The cultivation of rice is one of the most important events in the history of man; one that has had, perhaps, the greatest impact on our search for food. For millennia, rice has moulded not only the diets but also the economies and cultures of an entire continent. From folklore to festivals, goddesses to greetings, the starchy grain is deeply intertwined with the Asian way of life.
In a number of languages across Asia, the words for “meal” and “rice” are interchangeable. Along a bustling street in Bangkok, one may hear a friendly phrase ring through the crowds as locals exchange everyday pleasantries: ‘kin kao laew reu young?’. A Thai counterpart to the American greeting ‘How’s it going?’, this phrase literally translates to ‘Have you eaten rice yet?’. A staple source of strength for more than half the world’s population, rice is synonymous with life itself. Thailand consistently remains one of the world’s top producers of rice. Besides providing sustenance to its rice-eating citizens, surplus exports bring in valuable foreign revenue. Moreover, rice farmers make up more than half the labor force in the country, conferring the grain a pivotal status in Thai society and politics.
From wedding rituals, daily meals to a way of life, rice is more than just a grain.

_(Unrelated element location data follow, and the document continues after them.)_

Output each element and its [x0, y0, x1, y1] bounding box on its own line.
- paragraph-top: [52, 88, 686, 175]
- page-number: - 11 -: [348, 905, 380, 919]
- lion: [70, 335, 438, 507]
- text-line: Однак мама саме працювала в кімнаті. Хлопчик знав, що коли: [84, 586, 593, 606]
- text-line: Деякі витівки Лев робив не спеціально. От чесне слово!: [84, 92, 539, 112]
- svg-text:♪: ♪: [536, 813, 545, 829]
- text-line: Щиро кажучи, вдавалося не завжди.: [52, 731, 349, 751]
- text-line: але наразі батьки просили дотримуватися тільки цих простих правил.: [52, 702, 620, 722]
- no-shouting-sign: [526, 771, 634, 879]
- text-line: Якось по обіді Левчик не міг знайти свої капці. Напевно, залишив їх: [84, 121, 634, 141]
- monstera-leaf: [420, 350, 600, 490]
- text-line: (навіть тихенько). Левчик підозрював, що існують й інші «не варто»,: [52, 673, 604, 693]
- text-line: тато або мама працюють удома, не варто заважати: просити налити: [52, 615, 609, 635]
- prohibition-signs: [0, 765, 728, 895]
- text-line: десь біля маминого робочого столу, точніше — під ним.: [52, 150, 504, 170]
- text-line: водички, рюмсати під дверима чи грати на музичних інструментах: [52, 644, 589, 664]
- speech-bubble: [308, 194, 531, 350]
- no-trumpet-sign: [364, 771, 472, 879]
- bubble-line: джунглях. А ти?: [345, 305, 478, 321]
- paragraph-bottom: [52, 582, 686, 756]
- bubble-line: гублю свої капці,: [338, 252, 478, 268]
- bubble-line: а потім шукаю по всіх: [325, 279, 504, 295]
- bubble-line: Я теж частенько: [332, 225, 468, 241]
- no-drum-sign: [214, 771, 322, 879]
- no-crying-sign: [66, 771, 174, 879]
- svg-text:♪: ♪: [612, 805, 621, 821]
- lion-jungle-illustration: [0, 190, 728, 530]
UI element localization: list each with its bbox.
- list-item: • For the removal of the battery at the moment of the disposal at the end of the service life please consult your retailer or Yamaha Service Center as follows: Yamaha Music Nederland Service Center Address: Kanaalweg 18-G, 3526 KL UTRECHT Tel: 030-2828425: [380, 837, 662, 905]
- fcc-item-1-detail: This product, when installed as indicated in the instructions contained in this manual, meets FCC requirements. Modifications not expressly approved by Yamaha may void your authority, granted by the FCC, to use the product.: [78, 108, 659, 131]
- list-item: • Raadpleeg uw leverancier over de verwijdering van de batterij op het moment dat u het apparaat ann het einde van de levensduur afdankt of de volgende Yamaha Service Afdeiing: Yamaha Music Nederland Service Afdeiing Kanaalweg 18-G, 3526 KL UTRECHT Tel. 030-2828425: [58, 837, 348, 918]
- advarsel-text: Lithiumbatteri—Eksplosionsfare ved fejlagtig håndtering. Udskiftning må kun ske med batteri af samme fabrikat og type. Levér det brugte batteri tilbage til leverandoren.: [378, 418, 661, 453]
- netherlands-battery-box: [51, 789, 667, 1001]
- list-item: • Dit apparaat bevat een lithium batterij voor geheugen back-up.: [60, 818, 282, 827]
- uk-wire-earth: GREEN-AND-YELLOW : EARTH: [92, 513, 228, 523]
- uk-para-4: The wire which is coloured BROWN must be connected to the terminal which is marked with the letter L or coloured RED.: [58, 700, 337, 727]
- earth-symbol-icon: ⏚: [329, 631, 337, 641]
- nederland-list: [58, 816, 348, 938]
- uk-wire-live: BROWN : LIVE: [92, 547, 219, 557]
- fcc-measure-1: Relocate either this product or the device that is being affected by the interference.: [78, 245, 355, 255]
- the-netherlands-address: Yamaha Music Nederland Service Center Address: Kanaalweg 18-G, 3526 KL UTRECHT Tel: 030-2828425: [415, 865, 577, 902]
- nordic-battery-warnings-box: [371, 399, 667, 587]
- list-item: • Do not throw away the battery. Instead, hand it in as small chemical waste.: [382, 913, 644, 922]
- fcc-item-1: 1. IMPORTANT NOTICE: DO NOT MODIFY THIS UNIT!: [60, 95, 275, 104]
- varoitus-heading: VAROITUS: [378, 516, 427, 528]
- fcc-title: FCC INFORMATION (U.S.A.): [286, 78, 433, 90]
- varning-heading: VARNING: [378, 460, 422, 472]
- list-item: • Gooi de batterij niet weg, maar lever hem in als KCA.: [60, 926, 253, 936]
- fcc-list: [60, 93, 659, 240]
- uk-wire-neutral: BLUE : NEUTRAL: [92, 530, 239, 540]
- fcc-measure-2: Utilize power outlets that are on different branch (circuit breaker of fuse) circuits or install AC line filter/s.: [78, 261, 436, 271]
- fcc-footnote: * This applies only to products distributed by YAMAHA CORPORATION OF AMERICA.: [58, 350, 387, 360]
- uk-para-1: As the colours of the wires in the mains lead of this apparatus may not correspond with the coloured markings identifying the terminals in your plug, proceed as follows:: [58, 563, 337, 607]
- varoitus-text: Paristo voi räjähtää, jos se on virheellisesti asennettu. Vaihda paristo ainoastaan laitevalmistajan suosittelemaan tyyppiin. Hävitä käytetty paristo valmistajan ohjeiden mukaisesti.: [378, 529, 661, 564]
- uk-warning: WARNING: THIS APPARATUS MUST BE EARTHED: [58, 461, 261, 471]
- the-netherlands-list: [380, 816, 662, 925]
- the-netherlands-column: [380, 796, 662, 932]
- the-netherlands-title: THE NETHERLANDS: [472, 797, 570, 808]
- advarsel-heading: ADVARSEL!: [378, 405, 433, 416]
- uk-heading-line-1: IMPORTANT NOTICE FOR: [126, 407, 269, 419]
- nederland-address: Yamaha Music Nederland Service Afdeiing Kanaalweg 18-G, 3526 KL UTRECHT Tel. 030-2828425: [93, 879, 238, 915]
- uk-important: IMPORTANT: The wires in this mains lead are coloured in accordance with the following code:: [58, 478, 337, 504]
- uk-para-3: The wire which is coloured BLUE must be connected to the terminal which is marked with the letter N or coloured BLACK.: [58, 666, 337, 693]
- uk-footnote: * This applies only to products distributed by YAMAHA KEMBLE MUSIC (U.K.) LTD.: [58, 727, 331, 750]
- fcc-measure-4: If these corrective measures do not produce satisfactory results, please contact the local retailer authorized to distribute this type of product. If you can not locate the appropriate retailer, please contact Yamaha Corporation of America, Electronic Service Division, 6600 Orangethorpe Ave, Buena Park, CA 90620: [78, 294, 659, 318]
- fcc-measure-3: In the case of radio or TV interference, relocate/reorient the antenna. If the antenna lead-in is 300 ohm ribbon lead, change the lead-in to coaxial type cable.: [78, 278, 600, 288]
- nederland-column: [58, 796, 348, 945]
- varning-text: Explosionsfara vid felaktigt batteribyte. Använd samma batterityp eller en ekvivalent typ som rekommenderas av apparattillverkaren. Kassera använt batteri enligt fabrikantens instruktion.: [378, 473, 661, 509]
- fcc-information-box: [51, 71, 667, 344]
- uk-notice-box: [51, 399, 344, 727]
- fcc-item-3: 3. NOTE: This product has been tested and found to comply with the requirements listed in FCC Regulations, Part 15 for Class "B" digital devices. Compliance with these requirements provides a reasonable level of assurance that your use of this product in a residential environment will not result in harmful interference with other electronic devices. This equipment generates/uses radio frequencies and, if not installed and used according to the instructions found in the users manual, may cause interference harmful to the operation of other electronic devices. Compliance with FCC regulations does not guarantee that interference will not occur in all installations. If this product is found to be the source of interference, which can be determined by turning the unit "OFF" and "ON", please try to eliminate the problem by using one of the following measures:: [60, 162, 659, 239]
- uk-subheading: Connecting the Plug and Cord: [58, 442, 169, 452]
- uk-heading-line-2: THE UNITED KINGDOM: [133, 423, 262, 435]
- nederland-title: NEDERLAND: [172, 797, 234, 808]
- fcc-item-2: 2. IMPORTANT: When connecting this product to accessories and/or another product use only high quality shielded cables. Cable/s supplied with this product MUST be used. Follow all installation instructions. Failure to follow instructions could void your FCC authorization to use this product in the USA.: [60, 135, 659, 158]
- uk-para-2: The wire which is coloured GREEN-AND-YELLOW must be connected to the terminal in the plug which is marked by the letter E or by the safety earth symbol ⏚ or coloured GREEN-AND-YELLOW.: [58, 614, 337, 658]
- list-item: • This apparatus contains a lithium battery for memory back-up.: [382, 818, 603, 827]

The process of transformation of paddy (unmilled rice) to edible grain is a simple yet labor-intensive process. In the early days, it involved pounding paddy in a mortar with a pestle to remove the husk and bran from the kernels. Later, animal driven mills were devised, followed by machines that made the task much easier.
In recent years, the rice processing industry in Thailand has witnessed innovation, keeping pace with rapid industrialization across the globe. With operations being largely automated, plants churn out tons of milled rice round the clock to meet skyrocketing demands. While global supply chains get more complex, the end consumer is becoming progressively discerning of the quality of their food. Consequently, industry leaders are making every effort to adhere to the strictest standards of food safety and nutrition. This is where ELGi’s customized compressed air solutions are helping Chia Meng Rice Mill use technology creatively. Established in 1937, Chia Meng Rice Mill is the leading producer of Thai rice and one of the most technically advanced companies in the industry. The factories produce over 20,000 tonnes of rice per month for local consumption as well exports to neighbouring countries, Australia, USA and Europe. The company relies on an array of compressed air solutions by ELGi.
Besides the regular applications of compressed air in various stages of rice milling, ELGi’s “Global Series” screw air compressors have been employed to overcome a major bottleneck in production: rice sorting. Have you ever noticed how each grain of rice you eat is of the same length and quality? Rice sorting is the process where all discolored grains and contaminants are separated from the good grains.
An ELGi Global Series Compressor - EG37
Revolutionary camera-based color sorters have been installed at the plant to optimize the process. The technology is designed to scan rice grains at varying wavelengths and identify the discolored grains more accurately. Once identified, ELGi’s screw air compressors deliver a blast of air that separates the impurities and discolored grains from white rice. The quality of compressed air used to eject the contaminants is crucial as it comes in direct contact with the rice. ELGi’s compressed air systems guarantee supply of oil-free and moisture-free air, preserving the nutrition and quality of every grain.
With an ever growing world population, rice is a powerful grain that holds the key to improving food security for developing nations. With reliable and efficient compressed air solutions specially designed for the paddy industry, ELGi is helping uphold the trust of millions of people. We continue to evolve machines that can adapt to latest technological advances, playing our part in putting the most wholesome meals on the global table.